Mon corps et moi ne faisons qu’un, et pourtant à l’instant où mon coeur charnel cessera de battre aux rythmes de la terre, mon coeur enflammé dans l’Esprit ne pourra pas cesser d’aimer, puisqu’il a accepté la promesse d’une aube nouvelle faite à qui vit et croit en toi, Jésus-Christ.
Échappant aux cycles planétaires qui marquent les temps et à l’usure de nos organismes animés, abîmés, réparés et voués à s’éteindre comme bois consumé, je quitterai discrètement la grande célébration mondiale de la vie humaine, accueilli par les anges au seuil de la tombe passagère, notre chemin à tous.

On dira : « il est mort »… Et les anges de service à ce moment-là pourront m’inviter ainsi : « Entre dans la joie de ton Seigneur ! Ce qu’il te restait d’orgueil a été anéanti, noyé dans le sang sacré de notre Sauveur, et les pauvres, déjà attablés au partage du Pain de pur froment, te revêtiront de la tunique sans couture, offerte par le Père et donnée par le Fils qui s’en est dépouillé librement et l’a multipliée à l’infini. Marie l’avait tissée avec amour au souffle de l’Esprit, et sa joie est immense de vous en voir, à votre tour, revêtus, car elle vous a aimés, vous, les frères et soeurs de son fils avec qui elle a prié dans l’attente de la Pentecôte, désormais prolongée jusqu’à la fin des temps ».

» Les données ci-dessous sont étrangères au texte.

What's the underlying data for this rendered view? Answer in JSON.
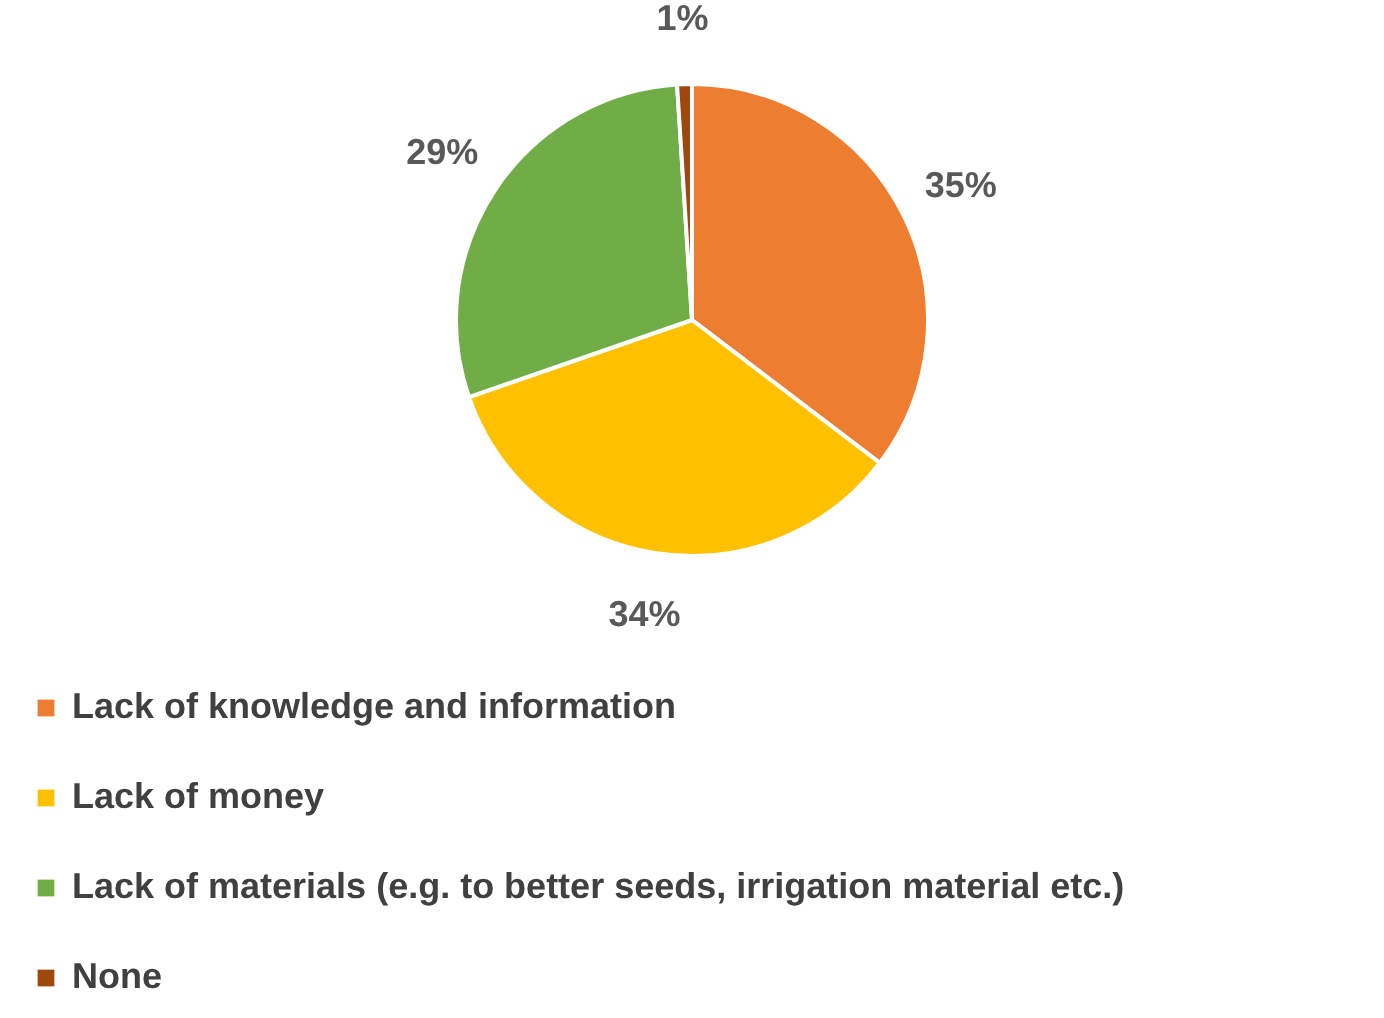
{
  "chart_data": {
    "type": "pie",
    "categories": [
      "Lack of knowledge and information",
      "Lack of money",
      "Lack of materials (e.g. to better seeds, irrigation material etc.)",
      "None"
    ],
    "values": [
      35,
      34,
      29,
      1
    ],
    "colors": [
      "#ed7d31",
      "#ffc000",
      "#70ad47",
      "#9e480e"
    ],
    "value_labels": [
      "35%",
      "34%",
      "29%",
      "1%"
    ],
    "legend": "bottom"
  }
}
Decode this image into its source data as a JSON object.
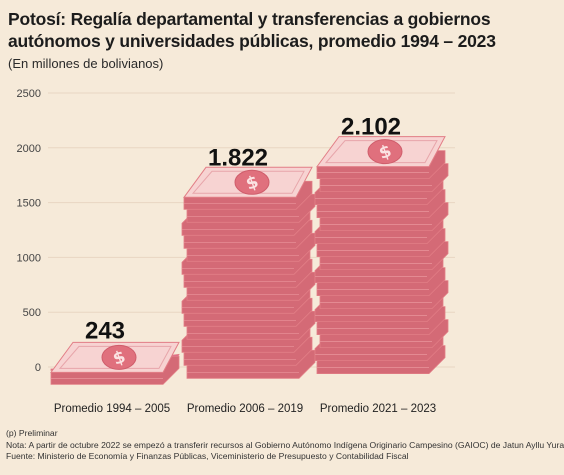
{
  "header": {
    "title_line1": "Potosí: Regalía departamental y transferencias a gobiernos",
    "title_line2": "autónomos y universidades públicas, promedio 1994 – 2023",
    "subtitle": "(En millones de bolivianos)"
  },
  "chart_data": {
    "type": "bar",
    "title": "Potosí: Regalía departamental y transferencias a gobiernos autónomos y universidades públicas, promedio 1994 – 2023",
    "ylabel": "(En millones de bolivianos)",
    "categories": [
      "Promedio 1994 – 2005",
      "Promedio 2006 – 2019",
      "Promedio 2021 – 2023"
    ],
    "values": [
      243,
      1822,
      2102
    ],
    "value_labels": [
      "243",
      "1.822",
      "2.102"
    ],
    "ylim": [
      0,
      2500
    ],
    "yticks": [
      0,
      500,
      1000,
      1500,
      2000,
      2500
    ],
    "grid": true,
    "bar_style": "stacks of pink banknotes with dollar sign",
    "colors": {
      "note_face": "#f7d3d2",
      "note_edge": "#e27e86",
      "note_side": "#d46a76",
      "first_bar_base": "#df6a8c",
      "grid": "#e8d6c2",
      "background": "#f6ead9"
    }
  },
  "notes": {
    "line1": "(p) Preliminar",
    "line2": "Nota: A partir de octubre 2022 se empezó a transferir recursos al Gobierno Autónomo Indígena Originario Campesino (GAIOC) de Jatun Ayllu Yura",
    "line3": "Fuente: Ministerio de Economía y Finanzas Públicas, Viceministerio de Presupuesto y Contabilidad Fiscal"
  }
}
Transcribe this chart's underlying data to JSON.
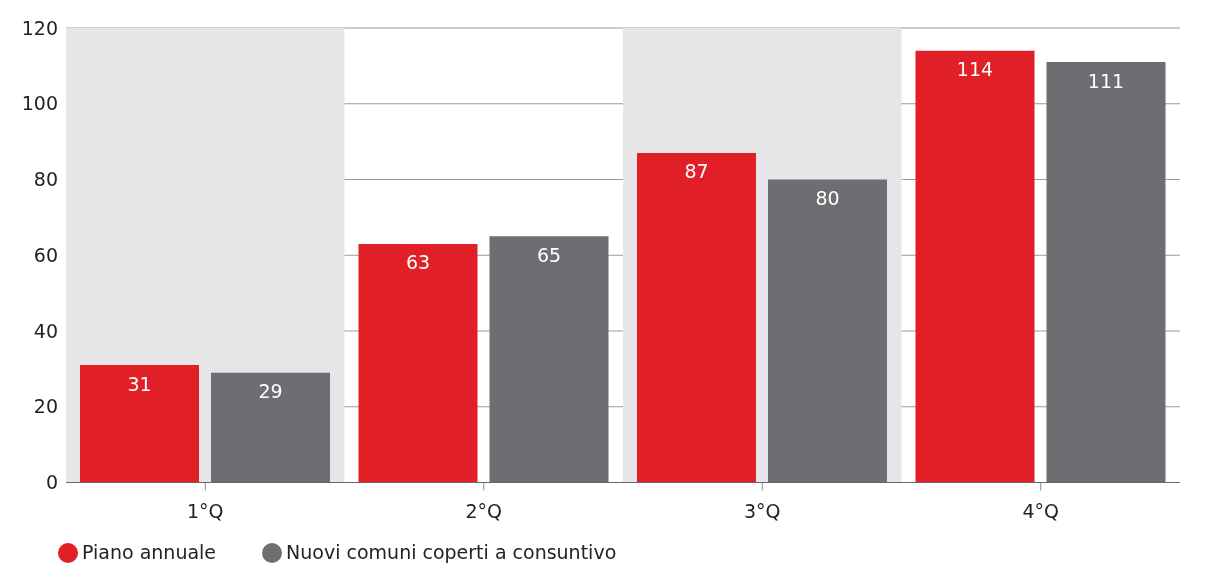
{
  "chart_data": {
    "type": "bar",
    "categories": [
      "1°Q",
      "2°Q",
      "3°Q",
      "4°Q"
    ],
    "series": [
      {
        "name": "Piano annuale",
        "color": "#e01f26",
        "values": [
          31,
          63,
          87,
          114
        ]
      },
      {
        "name": "Nuovi comuni coperti a consuntivo",
        "color": "#6d6e71",
        "values": [
          29,
          65,
          80,
          111
        ]
      }
    ],
    "ylim": [
      0,
      120
    ],
    "yticks": [
      0,
      20,
      40,
      60,
      80,
      100,
      120
    ],
    "grid": "y",
    "legend": "bottom left",
    "data_labels": true,
    "bands": [
      {
        "axis": "x",
        "from": "1°Q",
        "to": "1°Q",
        "color": "#e6e6e8"
      },
      {
        "axis": "x",
        "from": "3°Q",
        "to": "3°Q",
        "color": "#e6e6e8"
      }
    ]
  }
}
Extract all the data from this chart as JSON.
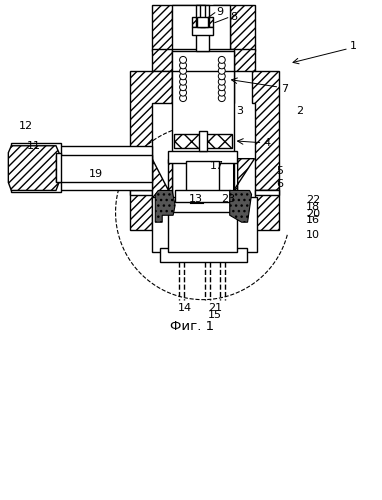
{
  "bg_color": "#ffffff",
  "line_color": "#000000",
  "fig_width": 3.82,
  "fig_height": 5.0,
  "caption": "Фиг. 1"
}
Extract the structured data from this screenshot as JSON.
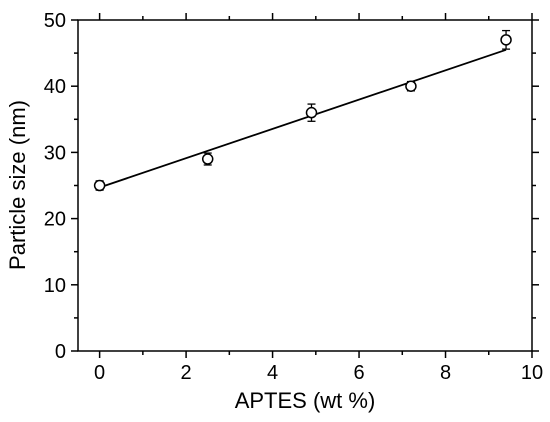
{
  "chart_data": {
    "type": "scatter",
    "xlabel": "APTES (wt %)",
    "ylabel": "Particle size (nm)",
    "xlim": [
      -0.5,
      10
    ],
    "ylim": [
      0,
      50
    ],
    "xticks": [
      0,
      2,
      4,
      6,
      8,
      10
    ],
    "yticks": [
      0,
      10,
      20,
      30,
      40,
      50
    ],
    "minor_ticks": true,
    "grid": false,
    "series": [
      {
        "marker": "open-circle",
        "points": [
          {
            "x": 0.0,
            "y": 25.0,
            "err": 0.7
          },
          {
            "x": 2.5,
            "y": 29.0,
            "err": 0.9
          },
          {
            "x": 4.9,
            "y": 36.0,
            "err": 1.3
          },
          {
            "x": 7.2,
            "y": 40.0,
            "err": 0.7
          },
          {
            "x": 9.4,
            "y": 47.0,
            "err": 1.4
          }
        ]
      }
    ],
    "fit_line": {
      "x": [
        0,
        9.4
      ],
      "y": [
        24.7,
        45.5
      ]
    }
  }
}
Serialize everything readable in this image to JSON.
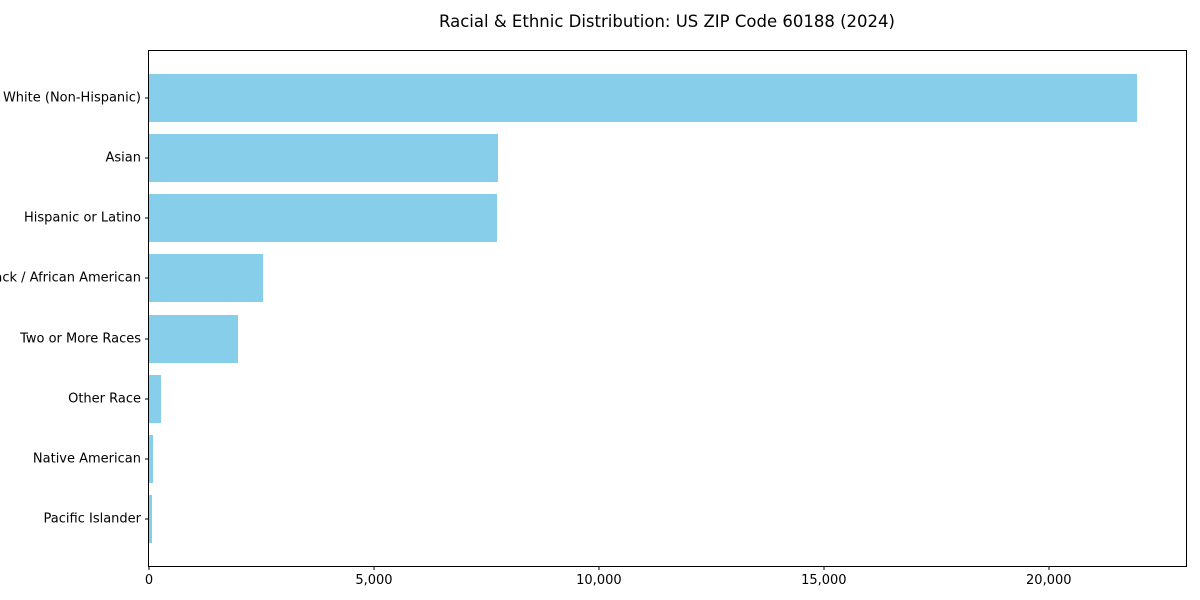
{
  "chart_data": {
    "type": "bar",
    "orientation": "horizontal",
    "title": "Racial & Ethnic Distribution: US ZIP Code 60188 (2024)",
    "xlabel": "",
    "ylabel": "",
    "categories": [
      "White (Non-Hispanic)",
      "Asian",
      "Hispanic or Latino",
      "Black / African American",
      "Two or More Races",
      "Other Race",
      "Native American",
      "Pacific Islander"
    ],
    "values": [
      21950,
      7760,
      7730,
      2530,
      1980,
      270,
      100,
      75
    ],
    "xlim": [
      0,
      23050
    ],
    "xticks": {
      "values": [
        0,
        5000,
        10000,
        15000,
        20000
      ],
      "labels": [
        "0",
        "5,000",
        "10,000",
        "15,000",
        "20,000"
      ]
    },
    "bar_color": "#87CEEB",
    "background_color": "#FFFFFF",
    "spine_color": "#000000",
    "grid": false,
    "legend": "none"
  }
}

Je peux dire à mon corps : « souviens-toi que tu es uni à l’Esprit et que tu retourneras à l’Esprit ! Par l’Esprit, l’incorruptibilité te sera donnée au Jour de la Résurrection quand reviendra le premier-né de l’humanité nouvelle délivrée de tout mal ». Ne me quitte pas ! Ne me quitte pas ! Telle est ma prière, alors que l’oeuvre humaine ressemble à un château de sable au bord de l’océan, sapé par les vagues renaissantes des fureurs humaines, entouré des milliards de galaxies dont l’ordonnancement peut être déréglé soudain par un caillou venu des grands espaces…

« Ne nous quitte pas, Esprit Saint du Père et du Fils, puisqu’il nous faut sans cesse, et de bon coeur, oeuvrer humblement au chantier du Royaume de l’indestructible Amour, dans la lumière ou le brouillard en pleine conscience ou dans la nuit.